I have a few problems proving stuff with integers, basically the most basic stuff is driving mad right now.
Basically, there's two exercices.
1) If 3x is even, then x is even
Which is true (I think, at least). The method of resolution that I have here assumes x is even, and then proves that 3x is also even. But that's completely the opposite of what I need. Using some methods that I saw in other questions, the only way I could think of is doing something like this:
"Assuming 3x is even, then 3x = 2a and x = $\frac{{2}}{3}a$, so x = $2(\frac{{1}}{3}a)$ and $(\frac{{1}}{3}a) = b$. Finally, x = 2b proves that x is even.
Naturally, both a and b are integers.
1) If 4x is even, then x is even
This is clearly false, and it's pretty easy to find a counterexample.
Except that if I use the method above, I can easily prove a FALSE statement.
Doing a quick copy paste:
"Assuming 4x is even, then 4x = 2a and x = $\frac{{1}}{2}a$, so x = $2(\frac{{1}}{4}a)$ and $(\frac{{1}}{4}a) = b$. Finally, x = 2b proves that x is even.

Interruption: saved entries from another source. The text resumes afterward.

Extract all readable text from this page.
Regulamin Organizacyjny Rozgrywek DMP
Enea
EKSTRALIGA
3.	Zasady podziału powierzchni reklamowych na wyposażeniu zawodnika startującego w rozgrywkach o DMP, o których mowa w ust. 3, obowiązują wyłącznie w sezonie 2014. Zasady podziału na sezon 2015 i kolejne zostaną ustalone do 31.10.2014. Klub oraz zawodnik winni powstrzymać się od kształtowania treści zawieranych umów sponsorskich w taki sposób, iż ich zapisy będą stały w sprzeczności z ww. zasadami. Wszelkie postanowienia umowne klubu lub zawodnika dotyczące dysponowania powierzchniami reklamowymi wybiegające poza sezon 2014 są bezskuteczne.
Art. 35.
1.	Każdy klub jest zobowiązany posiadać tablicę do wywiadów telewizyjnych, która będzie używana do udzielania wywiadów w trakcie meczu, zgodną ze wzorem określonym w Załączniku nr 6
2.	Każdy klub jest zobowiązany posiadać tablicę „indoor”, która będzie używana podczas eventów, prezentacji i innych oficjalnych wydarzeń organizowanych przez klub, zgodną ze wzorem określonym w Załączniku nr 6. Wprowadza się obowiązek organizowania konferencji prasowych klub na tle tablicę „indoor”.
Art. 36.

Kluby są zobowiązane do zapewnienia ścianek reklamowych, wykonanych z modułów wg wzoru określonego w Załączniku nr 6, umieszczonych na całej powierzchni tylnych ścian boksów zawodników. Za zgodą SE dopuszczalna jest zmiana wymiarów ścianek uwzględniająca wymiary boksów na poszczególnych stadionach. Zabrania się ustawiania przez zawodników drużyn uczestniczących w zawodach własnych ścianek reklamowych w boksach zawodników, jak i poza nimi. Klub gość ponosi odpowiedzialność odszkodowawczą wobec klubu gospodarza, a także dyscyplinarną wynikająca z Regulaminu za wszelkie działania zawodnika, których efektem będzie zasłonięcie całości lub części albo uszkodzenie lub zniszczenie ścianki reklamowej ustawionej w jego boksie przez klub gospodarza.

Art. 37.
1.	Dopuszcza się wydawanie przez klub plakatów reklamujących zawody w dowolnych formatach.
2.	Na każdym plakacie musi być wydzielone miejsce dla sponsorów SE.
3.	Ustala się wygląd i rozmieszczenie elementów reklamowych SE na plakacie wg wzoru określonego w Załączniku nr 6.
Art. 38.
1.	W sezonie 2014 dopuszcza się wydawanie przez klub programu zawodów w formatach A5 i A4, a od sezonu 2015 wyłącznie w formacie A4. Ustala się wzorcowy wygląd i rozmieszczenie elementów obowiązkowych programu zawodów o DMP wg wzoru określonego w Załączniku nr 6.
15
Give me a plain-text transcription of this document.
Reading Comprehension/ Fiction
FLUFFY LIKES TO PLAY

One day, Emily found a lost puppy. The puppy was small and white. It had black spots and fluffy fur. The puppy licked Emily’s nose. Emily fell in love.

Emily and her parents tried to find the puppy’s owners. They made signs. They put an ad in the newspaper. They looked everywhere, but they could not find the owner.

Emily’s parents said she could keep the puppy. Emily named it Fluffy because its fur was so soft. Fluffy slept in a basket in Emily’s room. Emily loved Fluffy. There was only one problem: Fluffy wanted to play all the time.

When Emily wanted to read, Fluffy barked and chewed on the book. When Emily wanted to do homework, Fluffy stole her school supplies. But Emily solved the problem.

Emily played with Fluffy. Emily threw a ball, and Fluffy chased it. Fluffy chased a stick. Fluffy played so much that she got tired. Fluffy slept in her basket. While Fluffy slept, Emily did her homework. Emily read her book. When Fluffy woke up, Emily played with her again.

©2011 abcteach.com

I am of course doing something very wrong somewhere, but I can't find a recipe for this.
Thank you very much!
Since the mistake in your reasoning has been pointed out in the comments, let me provide you with the correct argument.
1) Assume $3x$ is even. For contradiction assume that $x$ is odd. Then $x=2n+1$ for some $n \in \mathbb{Z}$. Then $$3x=3(2n+1)=6n+3=2(3n+1)+1$$ where $3n+1 \in \mathbb{Z}$. Thus, we expressed $3x$ as $2m+1$ for some $m \in \mathbb{Z}$ (namely, $m=3n+1$). Thus, $3x$ is odd, contrary to the assumption that $3x$ is even. Thus, by contradiction, $x$ has to be even, as desired.